La consigne donné par le Christ au soixante-douze de partir plus loin si leur salut de paix n’est pas accueilli, ne correspond pas à une condamnation jetée subjectivement sur telle ou telle catégorie de personnes dans telle ou telle situation.
Cette recommandation manifeste que le ministère est un appel à la conversion pour celui qui le reçoit, mais aussi pour ceux vers lesquels il est envoyé. La salutation « Paix à cette maison ! » dévoile la vérité des cœurs. « S’il y a là un ami de la paix –dit Jésus - votre paix ira reposer sur lui » (Lc 10, 5-6).
Nous ne sommes pas envoyés aux hommes et des femmes de ce temps pour exercer un jugement sur eux, mais d’abord pour leur offrir la paix, la promesse de la réconciliation, l’appel à la conversion.
Pour permettre aux disciples de saisir que l’efficacité de ces paroles de réconciliation ne vient pas de leur talent propre mais de la puissance de Dieu, Jésus les enjoint à partir « sans argent, ni sac, ni sandales » (Lc 10,4).
Cette journée d’aujourd’hui nous est l’occasion de nous fortifier en écoutant ensemble la Parole de Dieu, et de nous encourager en partageant les labeurs et les fruits de notre vie et de notre ministère. Mais elle nous est d’abord l’occasion de rendre grâce à Dieu, qui est l’origine de notre vocation.
Chacun d’entre-nous peut faire mémoire des personnes qui ont été, consciemment ou non, les messagers de cet appel.
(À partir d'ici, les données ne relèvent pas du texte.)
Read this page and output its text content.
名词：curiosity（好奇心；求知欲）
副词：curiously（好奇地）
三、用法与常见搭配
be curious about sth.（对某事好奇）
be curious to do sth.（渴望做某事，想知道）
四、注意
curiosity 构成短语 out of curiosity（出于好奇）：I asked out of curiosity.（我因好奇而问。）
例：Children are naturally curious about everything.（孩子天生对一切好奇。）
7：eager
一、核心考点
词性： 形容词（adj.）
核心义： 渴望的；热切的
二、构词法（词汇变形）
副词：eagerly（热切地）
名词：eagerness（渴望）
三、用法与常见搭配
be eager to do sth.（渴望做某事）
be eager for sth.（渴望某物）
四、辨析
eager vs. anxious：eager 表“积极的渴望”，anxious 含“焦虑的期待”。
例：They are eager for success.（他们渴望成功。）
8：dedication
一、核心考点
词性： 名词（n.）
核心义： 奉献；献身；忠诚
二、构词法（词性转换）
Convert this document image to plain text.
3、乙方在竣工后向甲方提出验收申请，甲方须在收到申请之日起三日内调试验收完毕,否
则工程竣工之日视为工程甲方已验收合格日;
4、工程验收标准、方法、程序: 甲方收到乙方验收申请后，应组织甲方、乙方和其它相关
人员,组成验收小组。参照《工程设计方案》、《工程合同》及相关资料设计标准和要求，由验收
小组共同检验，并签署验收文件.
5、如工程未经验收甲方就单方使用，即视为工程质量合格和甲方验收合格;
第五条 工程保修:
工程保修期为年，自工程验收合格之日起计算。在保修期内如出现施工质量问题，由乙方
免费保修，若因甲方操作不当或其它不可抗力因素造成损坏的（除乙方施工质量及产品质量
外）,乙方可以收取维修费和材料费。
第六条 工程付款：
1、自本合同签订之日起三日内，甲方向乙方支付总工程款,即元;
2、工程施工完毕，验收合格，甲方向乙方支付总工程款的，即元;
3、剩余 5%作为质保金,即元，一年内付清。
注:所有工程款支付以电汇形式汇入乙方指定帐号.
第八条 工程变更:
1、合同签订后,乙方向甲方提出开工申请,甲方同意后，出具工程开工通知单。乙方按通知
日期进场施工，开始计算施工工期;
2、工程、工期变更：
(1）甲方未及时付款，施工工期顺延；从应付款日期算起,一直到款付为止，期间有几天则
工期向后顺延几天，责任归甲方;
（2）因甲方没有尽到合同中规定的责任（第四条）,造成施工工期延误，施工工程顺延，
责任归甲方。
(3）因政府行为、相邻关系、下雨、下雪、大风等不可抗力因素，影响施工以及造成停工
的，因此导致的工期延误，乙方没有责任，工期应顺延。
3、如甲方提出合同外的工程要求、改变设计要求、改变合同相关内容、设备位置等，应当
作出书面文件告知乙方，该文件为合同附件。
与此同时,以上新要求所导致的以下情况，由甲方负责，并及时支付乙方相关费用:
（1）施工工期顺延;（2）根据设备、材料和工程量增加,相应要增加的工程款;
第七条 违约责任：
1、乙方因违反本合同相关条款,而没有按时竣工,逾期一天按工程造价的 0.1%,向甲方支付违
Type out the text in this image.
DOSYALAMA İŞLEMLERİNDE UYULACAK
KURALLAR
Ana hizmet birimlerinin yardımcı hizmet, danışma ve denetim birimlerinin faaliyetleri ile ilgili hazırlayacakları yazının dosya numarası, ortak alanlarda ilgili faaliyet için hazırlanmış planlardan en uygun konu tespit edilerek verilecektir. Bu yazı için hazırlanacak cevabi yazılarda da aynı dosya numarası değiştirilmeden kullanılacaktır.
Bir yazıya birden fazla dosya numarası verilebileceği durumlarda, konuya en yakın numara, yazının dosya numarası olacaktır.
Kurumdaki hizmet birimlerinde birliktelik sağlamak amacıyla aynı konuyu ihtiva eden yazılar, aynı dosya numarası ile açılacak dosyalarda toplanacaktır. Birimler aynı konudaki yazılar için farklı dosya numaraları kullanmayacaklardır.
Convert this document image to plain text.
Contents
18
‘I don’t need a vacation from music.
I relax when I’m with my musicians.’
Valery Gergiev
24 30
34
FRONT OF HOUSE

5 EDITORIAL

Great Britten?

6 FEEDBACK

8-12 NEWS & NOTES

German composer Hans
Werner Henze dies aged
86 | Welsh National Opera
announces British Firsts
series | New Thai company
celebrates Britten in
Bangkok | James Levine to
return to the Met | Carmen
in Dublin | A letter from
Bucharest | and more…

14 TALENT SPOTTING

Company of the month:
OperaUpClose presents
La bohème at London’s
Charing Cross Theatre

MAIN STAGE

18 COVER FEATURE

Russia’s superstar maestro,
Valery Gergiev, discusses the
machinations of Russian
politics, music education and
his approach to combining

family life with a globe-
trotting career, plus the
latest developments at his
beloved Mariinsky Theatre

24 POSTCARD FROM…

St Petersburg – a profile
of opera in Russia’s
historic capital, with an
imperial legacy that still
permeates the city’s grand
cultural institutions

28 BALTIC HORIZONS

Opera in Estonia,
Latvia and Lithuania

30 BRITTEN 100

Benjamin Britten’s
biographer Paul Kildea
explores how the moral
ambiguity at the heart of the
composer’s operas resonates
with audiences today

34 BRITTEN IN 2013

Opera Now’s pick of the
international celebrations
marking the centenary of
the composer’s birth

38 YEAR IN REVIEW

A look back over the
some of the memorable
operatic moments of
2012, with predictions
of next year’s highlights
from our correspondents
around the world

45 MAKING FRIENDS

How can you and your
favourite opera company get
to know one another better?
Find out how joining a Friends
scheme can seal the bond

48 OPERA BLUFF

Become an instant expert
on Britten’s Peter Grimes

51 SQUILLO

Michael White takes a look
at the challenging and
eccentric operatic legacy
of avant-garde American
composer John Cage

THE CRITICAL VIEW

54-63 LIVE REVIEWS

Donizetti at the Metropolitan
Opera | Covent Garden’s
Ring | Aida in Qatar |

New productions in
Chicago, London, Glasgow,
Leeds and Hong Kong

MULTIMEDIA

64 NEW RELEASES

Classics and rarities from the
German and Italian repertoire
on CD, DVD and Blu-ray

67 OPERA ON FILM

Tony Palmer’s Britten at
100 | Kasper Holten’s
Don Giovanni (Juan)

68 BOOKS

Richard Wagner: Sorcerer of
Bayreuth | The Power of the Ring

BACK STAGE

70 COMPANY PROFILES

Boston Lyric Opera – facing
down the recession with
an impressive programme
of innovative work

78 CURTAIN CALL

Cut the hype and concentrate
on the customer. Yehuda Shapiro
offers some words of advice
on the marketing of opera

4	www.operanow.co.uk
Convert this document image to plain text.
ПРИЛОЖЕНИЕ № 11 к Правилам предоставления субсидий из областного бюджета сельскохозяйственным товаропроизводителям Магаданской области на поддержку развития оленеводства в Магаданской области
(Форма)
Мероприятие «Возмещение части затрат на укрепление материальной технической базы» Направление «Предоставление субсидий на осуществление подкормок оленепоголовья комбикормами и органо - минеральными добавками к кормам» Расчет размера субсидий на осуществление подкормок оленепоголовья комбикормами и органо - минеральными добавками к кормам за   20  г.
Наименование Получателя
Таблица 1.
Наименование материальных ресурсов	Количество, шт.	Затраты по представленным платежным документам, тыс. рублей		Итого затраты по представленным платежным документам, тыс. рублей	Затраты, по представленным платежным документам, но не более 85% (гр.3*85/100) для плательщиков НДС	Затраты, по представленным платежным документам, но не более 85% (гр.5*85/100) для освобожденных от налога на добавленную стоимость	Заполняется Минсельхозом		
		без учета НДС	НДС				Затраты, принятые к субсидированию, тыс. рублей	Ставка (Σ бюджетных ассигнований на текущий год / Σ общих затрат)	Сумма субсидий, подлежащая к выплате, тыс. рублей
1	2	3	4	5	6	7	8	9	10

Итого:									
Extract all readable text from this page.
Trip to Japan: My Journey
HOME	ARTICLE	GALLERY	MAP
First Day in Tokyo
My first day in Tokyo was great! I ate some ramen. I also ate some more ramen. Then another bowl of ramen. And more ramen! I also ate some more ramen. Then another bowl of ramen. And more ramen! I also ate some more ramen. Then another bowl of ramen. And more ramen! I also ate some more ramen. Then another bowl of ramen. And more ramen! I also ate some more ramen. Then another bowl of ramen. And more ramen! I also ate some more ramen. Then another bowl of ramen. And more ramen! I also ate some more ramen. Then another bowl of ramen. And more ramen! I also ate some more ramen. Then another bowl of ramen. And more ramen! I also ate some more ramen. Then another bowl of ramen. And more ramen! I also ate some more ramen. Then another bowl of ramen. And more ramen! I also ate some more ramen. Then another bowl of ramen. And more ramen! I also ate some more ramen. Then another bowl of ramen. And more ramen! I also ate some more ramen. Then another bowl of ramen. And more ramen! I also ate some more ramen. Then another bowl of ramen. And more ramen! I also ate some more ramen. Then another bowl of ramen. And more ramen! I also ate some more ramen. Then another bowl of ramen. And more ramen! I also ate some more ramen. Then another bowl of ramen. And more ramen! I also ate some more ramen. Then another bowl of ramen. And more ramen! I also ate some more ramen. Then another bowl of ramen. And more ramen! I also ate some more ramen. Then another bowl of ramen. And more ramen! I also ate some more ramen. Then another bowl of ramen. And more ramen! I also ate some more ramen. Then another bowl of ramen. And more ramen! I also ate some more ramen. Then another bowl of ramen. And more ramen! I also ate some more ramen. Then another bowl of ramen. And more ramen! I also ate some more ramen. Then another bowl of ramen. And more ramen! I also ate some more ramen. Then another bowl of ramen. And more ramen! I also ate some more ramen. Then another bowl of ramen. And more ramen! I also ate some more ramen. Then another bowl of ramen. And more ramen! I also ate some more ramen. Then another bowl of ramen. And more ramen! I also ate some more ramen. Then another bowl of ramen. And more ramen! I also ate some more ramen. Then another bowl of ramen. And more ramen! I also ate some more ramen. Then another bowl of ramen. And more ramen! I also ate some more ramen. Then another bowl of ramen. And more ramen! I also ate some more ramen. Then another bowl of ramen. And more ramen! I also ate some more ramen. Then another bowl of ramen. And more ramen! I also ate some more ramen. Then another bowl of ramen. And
Nous connaissons tous ce parent, cet ami, cette relation, ce prêtre ou ce diacre, dont la vie et le témoignage ont été un des éléments par lequel nous avons perçu l’appel de Dieu.
Dès lors, nous pouvons nous interroger pour savoir si vraiment nous aussi nous demandons à Dieu d’envoyer des ouvriers pour sa moisson, comment chacun, nous cherchons qui nous pourrions solliciter pour la moisson du Seigneur.
Nous le savons, beaucoup de communautés chrétiennes ont la désolante habitude de croire que les ministres de l’Église sont essentiellement des produits d’importation, fabriqués ailleurs et mis à leur disposition gracieusement. Il ne faudrait pas que nous-mêmes nous cédions à cet usage et croyions que d’autres peuvent appeler à notre place.
Nous devons toujours chercher ceux que nous pourrions appeler, et inculquer cette bonne préoccupation à tous ceux avec lesquels nous travaillions dans l’Eglise. Qui pouvons-nous appeler, pas nécessairement pour être diacre, mais aussi pour être diacre ? Qui pouvons-nous appeler pour prendre sa part de la moisson ?
Qui pouvons-nous appeler pour éprouver dans sa chair et dans son cœur l’action de la puissance de Dieu et de sa Parole ? Qui pouvons-nous appeler pour rendre grâce au Seigneur de ce qu’il nous donne de vivre, pour qu’il appelle à son tour ?
Frères et sœurs, au cours de cette Eucharistie, nous présentons dans le secret de nos cœurs, les joies les épreuves de notre vie, et aussi le visage et le nom de celles et de ceux que nous pouvons appeler au service de l’Evangile, de ceux que nous pouvons appeler à devenir les diacres de l’Église.